ISBN 978-3-96822-178-6 (Hardcover)
ISBN 978-3-96822-179-3 (Softcover)
ISBN 978-3-96822-180-9 (PDF)




Graham A. Loud

Frederick II and the Criminal Jurisdiction of the Abbot of Cava

Abstract There were various types of boundaries (confini) in the Middle Ages. One of the most important within kingdoms was the boundary between different legal jurisdictions. Sometimes, as within the kingdom of Germany, and to a lesser extent France, these jurisdictions were a major factor in the fragmentation of central, and even provincial, authority. In other, more centralised, states – if one can use such loaded term for this period – such as the kingdoms of England and Sicily during the twelfth and thirteenth centuries, legal franchises were strictly limited, and the superior functioning of royal justice prevailed, with rare exceptions, throughout the realm.
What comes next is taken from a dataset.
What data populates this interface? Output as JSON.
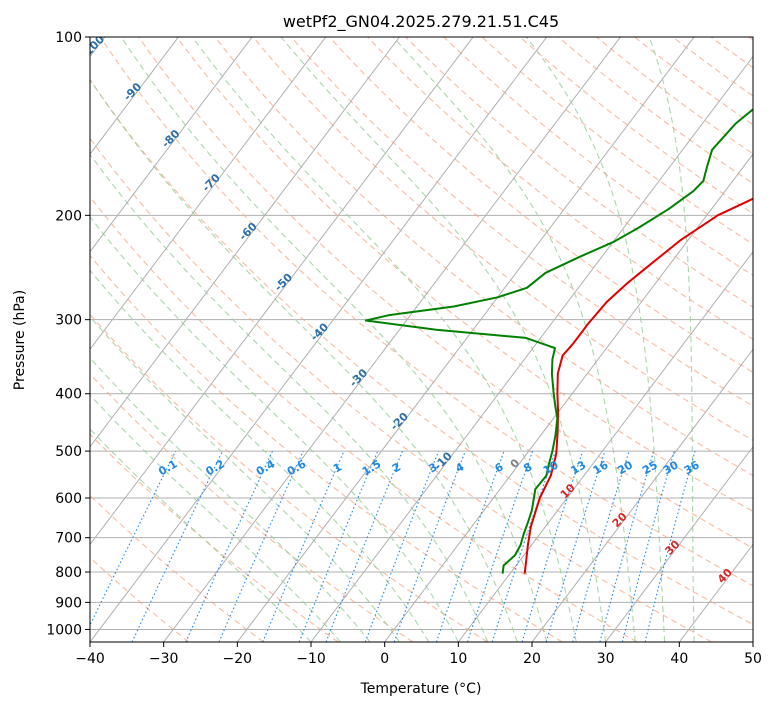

The case study that follows from southern Italy reveals the abortive creation of jurisdictional immunity in a period when royal power was temporarily weakened, and sheds further light upon the restoration of effective monarchical authority after the return of Frederick II to the regno following his imperial coronation in November 1220. It examines an important, but hitherto neglected, episode in the history of one of the richest and most important monastic houses on the mainland of southern Italy, the Abbey of the Holy Trinity at Cava, near Salerno, and requires some consideration of the problem of forgery – widespread throughout the monasteries of the kingdom of Sicily, and an activity to which the monks of Cava were seemingly addicted in the mid- to late thirteenth century.